Last year, when UWG shut down the campus for students, many students were worried about how they were going to finish their classes and about not getting the same comprehensive education they were getting in person when classes were moved online.

“I was very skeptical when classes were online because I thought that the professors would have a hard time adjusting to online rather in person,” said Hill.  “I knew that professors were having a hard time switching from in person lecture to online but overall I think that all of them did a good job”. I think that some of the professors took some of the students’ feedback and changed the approach of how they were doing it.”

Hill says classes have been a struggle during the pandemic. As a music major, he is used to playing alongside his fellow artists and discussing music, but now they have to play outside and can only play in front of their professors in small numbers.
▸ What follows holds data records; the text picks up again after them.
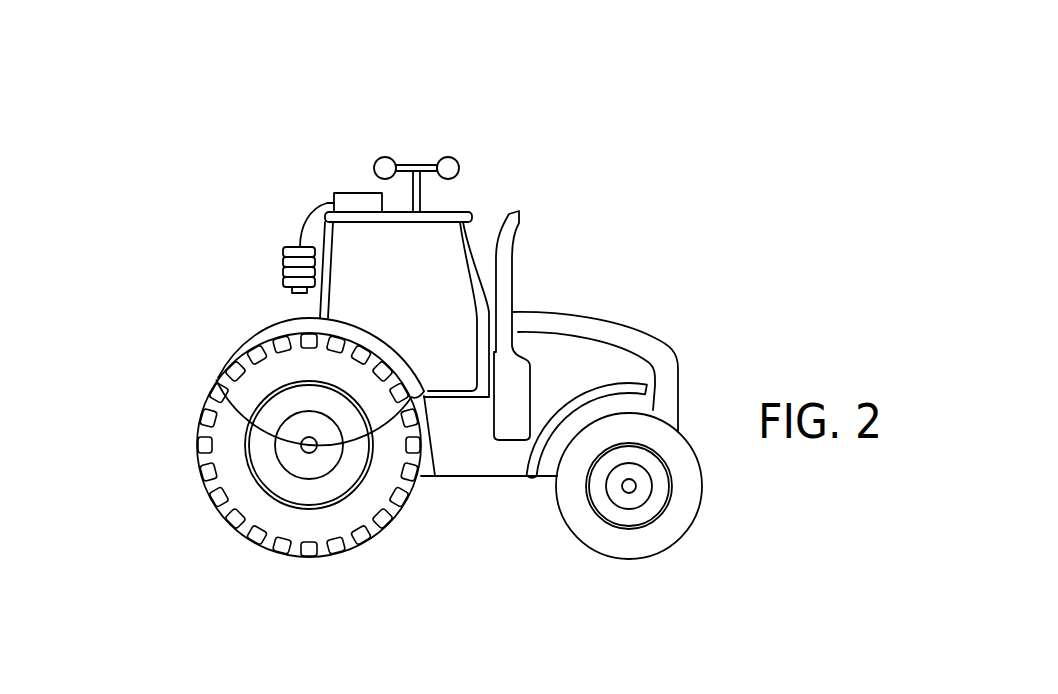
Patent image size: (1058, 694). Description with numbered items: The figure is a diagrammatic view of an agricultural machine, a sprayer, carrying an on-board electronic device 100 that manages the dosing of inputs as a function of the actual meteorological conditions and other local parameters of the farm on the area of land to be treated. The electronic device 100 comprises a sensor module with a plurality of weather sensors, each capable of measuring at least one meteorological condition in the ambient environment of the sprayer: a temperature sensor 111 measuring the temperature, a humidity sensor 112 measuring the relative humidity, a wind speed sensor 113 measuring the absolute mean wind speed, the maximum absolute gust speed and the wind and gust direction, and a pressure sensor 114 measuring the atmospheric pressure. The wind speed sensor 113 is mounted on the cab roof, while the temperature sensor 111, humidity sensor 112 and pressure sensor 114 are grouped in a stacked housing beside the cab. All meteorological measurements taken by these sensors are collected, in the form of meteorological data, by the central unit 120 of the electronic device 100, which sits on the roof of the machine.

The electronic device 100 is at (266, 207).
The temperature sensor 111 is at (192, 258).
The humidity sensor 112 is at (192, 258).
The wind speed sensor 113 is at (425, 167).
The pressure sensor 114 is at (282, 260).
The central unit 120 is at (357, 192).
“Some people might not know that we still play our instruments with our masks on and even though I play the drums it is not that hard to adjust,” said Hill.  “The instrumentalists were given certain masks with holes in them, so they still play with no problem.”
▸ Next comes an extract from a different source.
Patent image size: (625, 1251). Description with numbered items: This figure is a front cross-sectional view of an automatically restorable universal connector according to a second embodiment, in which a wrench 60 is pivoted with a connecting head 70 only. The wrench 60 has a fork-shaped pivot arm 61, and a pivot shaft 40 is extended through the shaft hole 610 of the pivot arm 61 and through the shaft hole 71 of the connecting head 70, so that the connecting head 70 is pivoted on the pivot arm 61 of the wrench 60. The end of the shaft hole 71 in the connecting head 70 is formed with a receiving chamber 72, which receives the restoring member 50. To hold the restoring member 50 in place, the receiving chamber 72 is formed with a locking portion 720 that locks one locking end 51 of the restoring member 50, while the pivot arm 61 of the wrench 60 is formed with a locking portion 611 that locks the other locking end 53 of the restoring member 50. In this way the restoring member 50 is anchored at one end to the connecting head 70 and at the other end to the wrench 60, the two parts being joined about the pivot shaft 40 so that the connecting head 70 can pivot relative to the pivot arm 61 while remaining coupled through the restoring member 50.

Hill’s Aural skills class is a hybrid class, normally before COVID-19 it was a twice a week class. But now the professor divided the classes where half the class meets on Tuesday and other half on Thursdays says Hill.
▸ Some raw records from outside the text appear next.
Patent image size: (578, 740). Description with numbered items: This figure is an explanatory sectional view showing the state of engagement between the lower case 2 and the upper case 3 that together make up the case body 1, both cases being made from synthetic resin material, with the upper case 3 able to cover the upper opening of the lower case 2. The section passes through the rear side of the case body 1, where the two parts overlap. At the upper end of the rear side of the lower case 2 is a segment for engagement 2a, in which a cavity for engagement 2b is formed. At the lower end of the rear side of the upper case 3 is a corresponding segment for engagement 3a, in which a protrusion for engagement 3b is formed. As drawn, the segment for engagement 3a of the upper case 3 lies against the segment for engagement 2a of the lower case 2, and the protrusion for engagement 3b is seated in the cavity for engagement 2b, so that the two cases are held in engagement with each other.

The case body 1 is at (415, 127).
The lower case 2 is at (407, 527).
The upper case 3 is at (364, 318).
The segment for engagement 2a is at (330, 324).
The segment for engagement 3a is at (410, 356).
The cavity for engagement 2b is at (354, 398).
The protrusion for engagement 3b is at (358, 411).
“The class teaches students how to sing a pitch and carry a tune. The workload is not much but organization is key in order to succeed in the class,” said Hill.

Over several months, group musical performances and rehearsals, once a source of glee for millions of students, became potential hazards for students.

“I loved it when I was able to play along with my fellow classmates because sometimes, they gave me inspiration and motivation in class,” said Hill.  “Also, when I was struggling with certain pieces of music we would stay after class and practice together and help each other understand the sheet music. Fellow classmates and I help each other on Zoom or on Google Hangout so we don’t fall behind.”

The university has many things to help students make sure everyone succeeds. The Momentum Center offers peer tutoring, supplemental instructions, drop-in academic coaching, success workshops, and a number of employment opportunities for students.

“The Momentum Center and the Center for Academic success has been a huge help to me here at UWG,” said Hill. “Even though the Momentum Center is brand new, I feel that more students should take advantage of everything it has to offer. At the Momentum Center, they have extra study rooms if all the rooms in the library are full.”

Professors across the country understand the struggles of online learning for some students and are coming up with ways to reach every student can understand and learn.

“Professors and students are becoming more accessible and extending their office hours, which is very helpful because being in the university band takes up a lot of my time and sometimes, I don’t make it to the professor’s office hours,” said Hill. “Also, professors are understanding when it comes to turning in late assignments.” 

Even though Hill still has a year left until he graduates, he is worried about finding a job after graduation.

 “Junior year is the time when I should have been getting my resume together and looking for jobs. Before COVID-19 I had a plan on the career path and job I was interested in but now I’m not so sure,” said Hill. “I hope and pray around this time next year cases will be going down so I can still graduate on time and have the career that I have always wanted.”